Diffusion of helium, oxygen, nitrogen, argon, carbon dioxide, and methane in glassy and rubbery polythylene terephthalate has been studied in the range 25° to 130°C. Despite the abnormal solution behavior of these gases in the glassy polymer, the diffusion process is evidently normal and Fickian: Correlation of solubility constants for oxygen and nitrogen, obtained by the time-lag method, with data obtained by a static sorption method, indicates that glassy crystalline polyethylene terephthalate may be considered an isotropic diffusion medium. Diffusion is impeded purely geometrically by the presence of the crystallites, and the impedance factor is equal to the reciprocal of the amorphous volume fraction. In the rubbery crystalline state of the polymer, diffusion is Fickian and apparent activation energies for diffusion are larger than those in the glassy crystalline polymer.
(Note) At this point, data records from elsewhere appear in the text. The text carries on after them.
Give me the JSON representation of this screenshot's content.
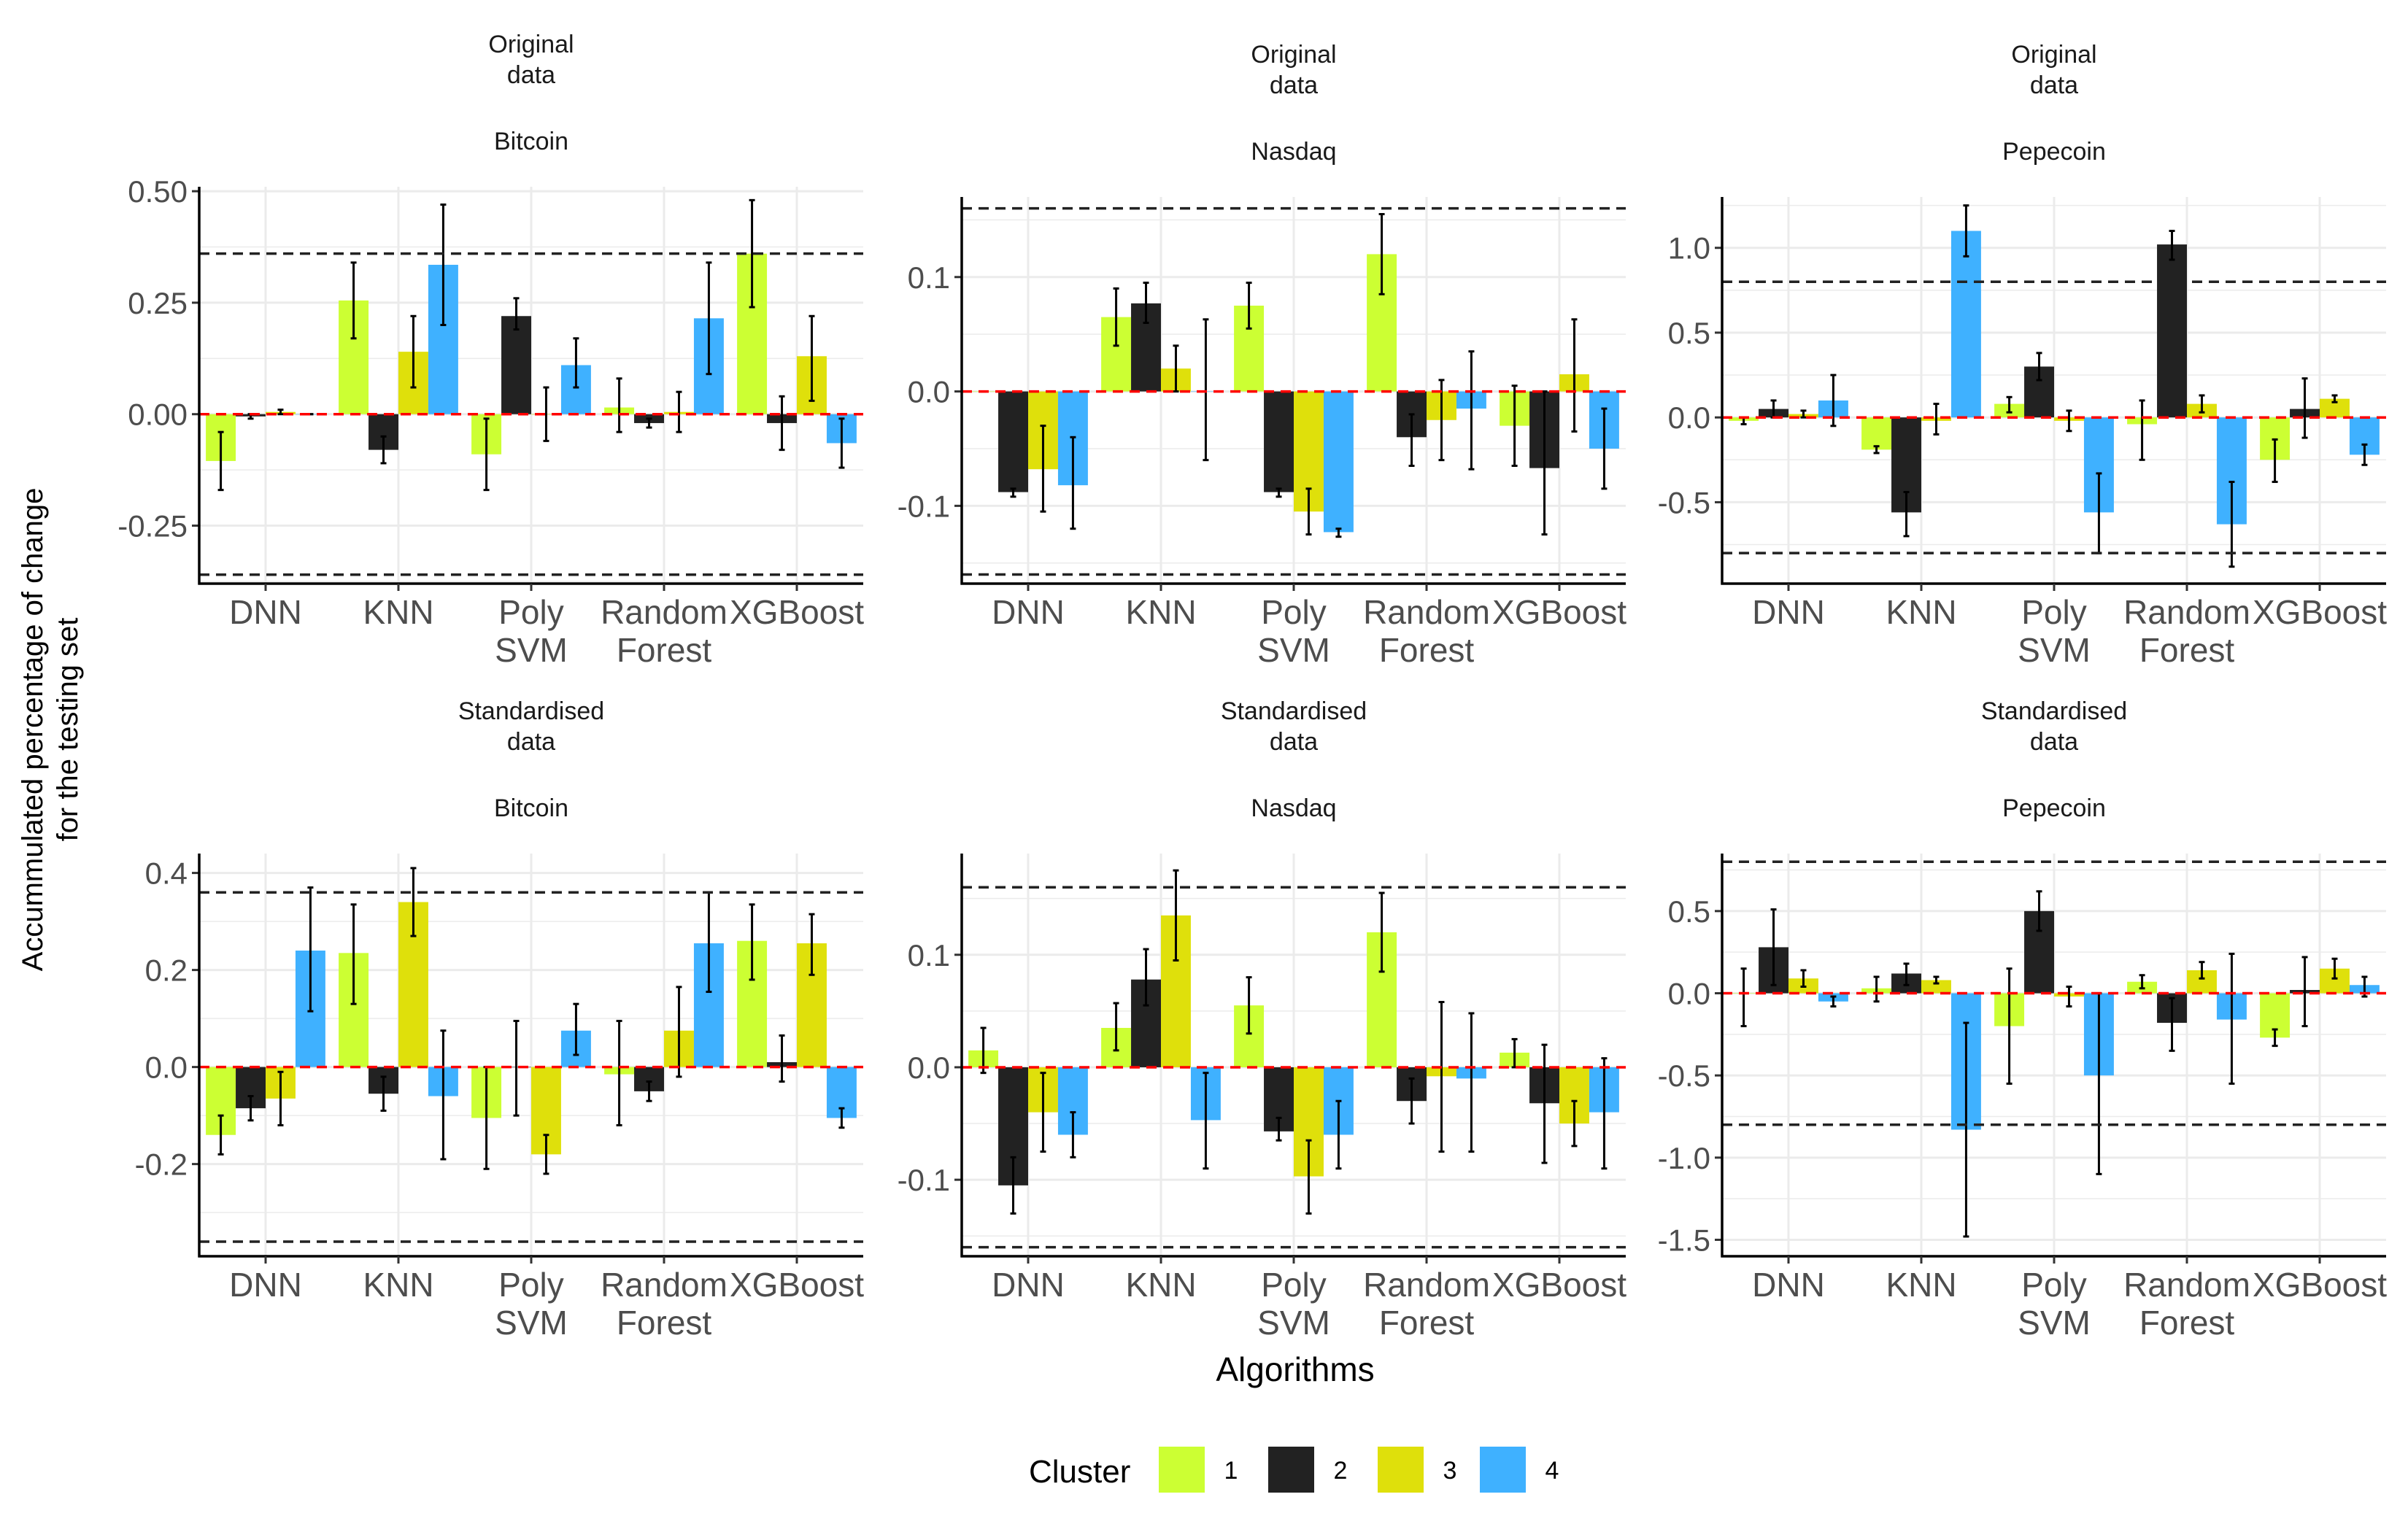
{
  "figure": {
    "ylabel_line1": "Accummulated percentage of change",
    "ylabel_line2": "for the testing set",
    "xlabel": "Algorithms",
    "legend_title": "Cluster"
  },
  "colors": {
    "cluster_1": "#CCFF33",
    "cluster_2": "#222222",
    "cluster_3": "#DFE00B",
    "cluster_4": "#3FB1FF",
    "zero_line": "#FF0000",
    "threshold_line": "#222222",
    "grid": "#EBEBEB"
  },
  "legend": [
    {
      "label": "1",
      "color": "#CCFF33"
    },
    {
      "label": "2",
      "color": "#222222"
    },
    {
      "label": "3",
      "color": "#DFE00B"
    },
    {
      "label": "4",
      "color": "#3FB1FF"
    }
  ],
  "chart_data": [
    {
      "type": "bar",
      "title_line1": "Original",
      "title_line2": "data",
      "subtitle": "Bitcoin",
      "categories": [
        [
          "DNN"
        ],
        [
          "KNN"
        ],
        [
          "Poly",
          "SVM"
        ],
        [
          "Random",
          "Forest"
        ],
        [
          "XGBoost"
        ]
      ],
      "ylim": [
        -0.38,
        0.51
      ],
      "yticks": [
        0.5,
        0.25,
        0.0,
        -0.25
      ],
      "ytick_labels": [
        "0.50",
        "0.25",
        "0.00",
        "-0.25"
      ],
      "thresholds": [
        0.36,
        -0.36
      ],
      "series": [
        {
          "name": "1",
          "values": [
            -0.105,
            0.255,
            -0.09,
            0.015,
            0.36
          ],
          "err": [
            [
              -0.17,
              -0.04
            ],
            [
              0.17,
              0.34
            ],
            [
              -0.17,
              -0.01
            ],
            [
              -0.04,
              0.08
            ],
            [
              0.24,
              0.48
            ]
          ]
        },
        {
          "name": "2",
          "values": [
            -0.005,
            -0.08,
            0.22,
            -0.02,
            -0.02
          ],
          "err": [
            [
              -0.01,
              0.0
            ],
            [
              -0.11,
              -0.05
            ],
            [
              0.19,
              0.26
            ],
            [
              -0.03,
              -0.01
            ],
            [
              -0.08,
              0.04
            ]
          ]
        },
        {
          "name": "3",
          "values": [
            0.005,
            0.14,
            0.0,
            0.005,
            0.13
          ],
          "err": [
            [
              0.0,
              0.01
            ],
            [
              0.06,
              0.22
            ],
            [
              -0.06,
              0.06
            ],
            [
              -0.04,
              0.05
            ],
            [
              0.03,
              0.22
            ]
          ]
        },
        {
          "name": "4",
          "values": [
            0.0,
            0.335,
            0.11,
            0.215,
            -0.065
          ],
          "err": [
            [
              0.0,
              0.0
            ],
            [
              0.2,
              0.47
            ],
            [
              0.06,
              0.17
            ],
            [
              0.09,
              0.34
            ],
            [
              -0.12,
              -0.01
            ]
          ]
        }
      ]
    },
    {
      "type": "bar",
      "title_line1": "Original",
      "title_line2": "data",
      "subtitle": "Nasdaq",
      "categories": [
        [
          "DNN"
        ],
        [
          "KNN"
        ],
        [
          "Poly",
          "SVM"
        ],
        [
          "Random",
          "Forest"
        ],
        [
          "XGBoost"
        ]
      ],
      "ylim": [
        -0.168,
        0.17
      ],
      "yticks": [
        0.1,
        0.0,
        -0.1
      ],
      "ytick_labels": [
        "0.1",
        "0.0",
        "-0.1"
      ],
      "thresholds": [
        0.16,
        -0.16
      ],
      "series": [
        {
          "name": "1",
          "values": [
            0.0,
            0.065,
            0.075,
            0.12,
            -0.03
          ],
          "err": [
            [
              0.0,
              0.0
            ],
            [
              0.04,
              0.09
            ],
            [
              0.055,
              0.095
            ],
            [
              0.085,
              0.155
            ],
            [
              -0.065,
              0.005
            ]
          ]
        },
        {
          "name": "2",
          "values": [
            -0.088,
            0.077,
            -0.088,
            -0.04,
            -0.067
          ],
          "err": [
            [
              -0.092,
              -0.085
            ],
            [
              0.06,
              0.095
            ],
            [
              -0.092,
              -0.085
            ],
            [
              -0.065,
              -0.02
            ],
            [
              -0.125,
              0.0
            ]
          ]
        },
        {
          "name": "3",
          "values": [
            -0.068,
            0.02,
            -0.105,
            -0.025,
            0.015
          ],
          "err": [
            [
              -0.105,
              -0.03
            ],
            [
              0.0,
              0.04
            ],
            [
              -0.125,
              -0.085
            ],
            [
              -0.06,
              0.01
            ],
            [
              -0.035,
              0.063
            ]
          ]
        },
        {
          "name": "4",
          "values": [
            -0.082,
            0.0,
            -0.123,
            -0.015,
            -0.05
          ],
          "err": [
            [
              -0.12,
              -0.04
            ],
            [
              -0.06,
              0.063
            ],
            [
              -0.127,
              -0.12
            ],
            [
              -0.068,
              0.035
            ],
            [
              -0.085,
              -0.015
            ]
          ]
        }
      ]
    },
    {
      "type": "bar",
      "title_line1": "Original",
      "title_line2": "data",
      "subtitle": "Pepecoin",
      "categories": [
        [
          "DNN"
        ],
        [
          "KNN"
        ],
        [
          "Poly",
          "SVM"
        ],
        [
          "Random",
          "Forest"
        ],
        [
          "XGBoost"
        ]
      ],
      "ylim": [
        -0.98,
        1.3
      ],
      "yticks": [
        1.0,
        0.5,
        0.0,
        -0.5
      ],
      "ytick_labels": [
        "1.0",
        "0.5",
        "0.0",
        "-0.5"
      ],
      "thresholds": [
        0.8,
        -0.8
      ],
      "series": [
        {
          "name": "1",
          "values": [
            -0.02,
            -0.19,
            0.08,
            -0.04,
            -0.25
          ],
          "err": [
            [
              -0.04,
              0.0
            ],
            [
              -0.21,
              -0.17
            ],
            [
              0.03,
              0.12
            ],
            [
              -0.25,
              0.1
            ],
            [
              -0.38,
              -0.13
            ]
          ]
        },
        {
          "name": "2",
          "values": [
            0.05,
            -0.56,
            0.3,
            1.02,
            0.05
          ],
          "err": [
            [
              0.0,
              0.1
            ],
            [
              -0.7,
              -0.44
            ],
            [
              0.22,
              0.38
            ],
            [
              0.93,
              1.1
            ],
            [
              -0.12,
              0.23
            ]
          ]
        },
        {
          "name": "3",
          "values": [
            0.02,
            -0.02,
            -0.02,
            0.08,
            0.11
          ],
          "err": [
            [
              0.0,
              0.04
            ],
            [
              -0.1,
              0.08
            ],
            [
              -0.08,
              0.04
            ],
            [
              0.03,
              0.13
            ],
            [
              0.09,
              0.13
            ]
          ]
        },
        {
          "name": "4",
          "values": [
            0.1,
            1.1,
            -0.56,
            -0.63,
            -0.22
          ],
          "err": [
            [
              -0.05,
              0.25
            ],
            [
              0.95,
              1.25
            ],
            [
              -0.8,
              -0.33
            ],
            [
              -0.88,
              -0.38
            ],
            [
              -0.28,
              -0.16
            ]
          ]
        }
      ]
    },
    {
      "type": "bar",
      "title_line1": "Standardised",
      "title_line2": "data",
      "subtitle": "Bitcoin",
      "categories": [
        [
          "DNN"
        ],
        [
          "KNN"
        ],
        [
          "Poly",
          "SVM"
        ],
        [
          "Random",
          "Forest"
        ],
        [
          "XGBoost"
        ]
      ],
      "ylim": [
        -0.39,
        0.44
      ],
      "yticks": [
        0.4,
        0.2,
        0.0,
        -0.2
      ],
      "ytick_labels": [
        "0.4",
        "0.2",
        "0.0",
        "-0.2"
      ],
      "thresholds": [
        0.36,
        -0.36
      ],
      "series": [
        {
          "name": "1",
          "values": [
            -0.14,
            0.235,
            -0.105,
            -0.015,
            0.26
          ],
          "err": [
            [
              -0.18,
              -0.1
            ],
            [
              0.13,
              0.335
            ],
            [
              -0.21,
              0.0
            ],
            [
              -0.12,
              0.095
            ],
            [
              0.18,
              0.335
            ]
          ]
        },
        {
          "name": "2",
          "values": [
            -0.085,
            -0.055,
            0.0,
            -0.05,
            0.01
          ],
          "err": [
            [
              -0.11,
              -0.06
            ],
            [
              -0.09,
              -0.02
            ],
            [
              -0.1,
              0.095
            ],
            [
              -0.07,
              -0.03
            ],
            [
              -0.03,
              0.065
            ]
          ]
        },
        {
          "name": "3",
          "values": [
            -0.065,
            0.34,
            -0.18,
            0.075,
            0.255
          ],
          "err": [
            [
              -0.12,
              -0.01
            ],
            [
              0.27,
              0.41
            ],
            [
              -0.22,
              -0.14
            ],
            [
              -0.02,
              0.165
            ],
            [
              0.19,
              0.315
            ]
          ]
        },
        {
          "name": "4",
          "values": [
            0.24,
            -0.06,
            0.075,
            0.255,
            -0.105
          ],
          "err": [
            [
              0.115,
              0.37
            ],
            [
              -0.19,
              0.075
            ],
            [
              0.025,
              0.13
            ],
            [
              0.155,
              0.36
            ],
            [
              -0.125,
              -0.085
            ]
          ]
        }
      ]
    },
    {
      "type": "bar",
      "title_line1": "Standardised",
      "title_line2": "data",
      "subtitle": "Nasdaq",
      "categories": [
        [
          "DNN"
        ],
        [
          "KNN"
        ],
        [
          "Poly",
          "SVM"
        ],
        [
          "Random",
          "Forest"
        ],
        [
          "XGBoost"
        ]
      ],
      "ylim": [
        -0.168,
        0.19
      ],
      "yticks": [
        0.1,
        0.0,
        -0.1
      ],
      "ytick_labels": [
        "0.1",
        "0.0",
        "-0.1"
      ],
      "thresholds": [
        0.16,
        -0.16
      ],
      "series": [
        {
          "name": "1",
          "values": [
            0.015,
            0.035,
            0.055,
            0.12,
            0.013
          ],
          "err": [
            [
              -0.005,
              0.035
            ],
            [
              0.015,
              0.057
            ],
            [
              0.03,
              0.08
            ],
            [
              0.085,
              0.155
            ],
            [
              0.0,
              0.025
            ]
          ]
        },
        {
          "name": "2",
          "values": [
            -0.105,
            0.078,
            -0.057,
            -0.03,
            -0.032
          ],
          "err": [
            [
              -0.13,
              -0.08
            ],
            [
              0.055,
              0.105
            ],
            [
              -0.065,
              -0.045
            ],
            [
              -0.05,
              -0.01
            ],
            [
              -0.085,
              0.02
            ]
          ]
        },
        {
          "name": "3",
          "values": [
            -0.04,
            0.135,
            -0.097,
            -0.008,
            -0.05
          ],
          "err": [
            [
              -0.075,
              -0.005
            ],
            [
              0.095,
              0.175
            ],
            [
              -0.13,
              -0.065
            ],
            [
              -0.075,
              0.058
            ],
            [
              -0.07,
              -0.03
            ]
          ]
        },
        {
          "name": "4",
          "values": [
            -0.06,
            -0.047,
            -0.06,
            -0.01,
            -0.04
          ],
          "err": [
            [
              -0.08,
              -0.04
            ],
            [
              -0.09,
              -0.005
            ],
            [
              -0.09,
              -0.03
            ],
            [
              -0.075,
              0.048
            ],
            [
              -0.09,
              0.008
            ]
          ]
        }
      ]
    },
    {
      "type": "bar",
      "title_line1": "Standardised",
      "title_line2": "data",
      "subtitle": "Pepecoin",
      "categories": [
        [
          "DNN"
        ],
        [
          "KNN"
        ],
        [
          "Poly",
          "SVM"
        ],
        [
          "Random",
          "Forest"
        ],
        [
          "XGBoost"
        ]
      ],
      "ylim": [
        -1.6,
        0.85
      ],
      "yticks": [
        0.5,
        0.0,
        -0.5,
        -1.0,
        -1.5
      ],
      "ytick_labels": [
        "0.5",
        "0.0",
        "-0.5",
        "-1.0",
        "-1.5"
      ],
      "thresholds": [
        0.8,
        -0.8
      ],
      "series": [
        {
          "name": "1",
          "values": [
            0.0,
            0.03,
            -0.2,
            0.07,
            -0.27
          ],
          "err": [
            [
              -0.2,
              0.15
            ],
            [
              -0.05,
              0.1
            ],
            [
              -0.55,
              0.15
            ],
            [
              0.03,
              0.11
            ],
            [
              -0.32,
              -0.22
            ]
          ]
        },
        {
          "name": "2",
          "values": [
            0.28,
            0.12,
            0.5,
            -0.18,
            0.02
          ],
          "err": [
            [
              0.05,
              0.51
            ],
            [
              0.05,
              0.18
            ],
            [
              0.38,
              0.62
            ],
            [
              -0.35,
              -0.03
            ],
            [
              -0.2,
              0.22
            ]
          ]
        },
        {
          "name": "3",
          "values": [
            0.09,
            0.08,
            -0.02,
            0.14,
            0.15
          ],
          "err": [
            [
              0.04,
              0.14
            ],
            [
              0.06,
              0.1
            ],
            [
              -0.08,
              0.04
            ],
            [
              0.09,
              0.19
            ],
            [
              0.09,
              0.21
            ]
          ]
        },
        {
          "name": "4",
          "values": [
            -0.05,
            -0.83,
            -0.5,
            -0.16,
            0.05
          ],
          "err": [
            [
              -0.08,
              -0.02
            ],
            [
              -1.48,
              -0.18
            ],
            [
              -1.1,
              0.0
            ],
            [
              -0.55,
              0.24
            ],
            [
              -0.02,
              0.1
            ]
          ]
        }
      ]
    }
  ]
}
A model for diffusion in the glassy amorphous and crystalline polymers is proposed, assuming that the driving force for diffusion is the concentration gradient of dissolved molecules which are assumed to be in local equilibrium with molecules in the ``holes.'' The model predicts that actual diffusion constants and activation energies are larger than those experimentally measured. Thus, part of the observed difference between values of EDa in the glassy and rubbery states may be reconciled. Correlations of D and EDa with the square of gas molecular diameters are obtained in both the glassy and rubbery states. In the latter plots, the helium data fall above the correlations, showing evidence of partially non-activated diffusion in both states of the polymer.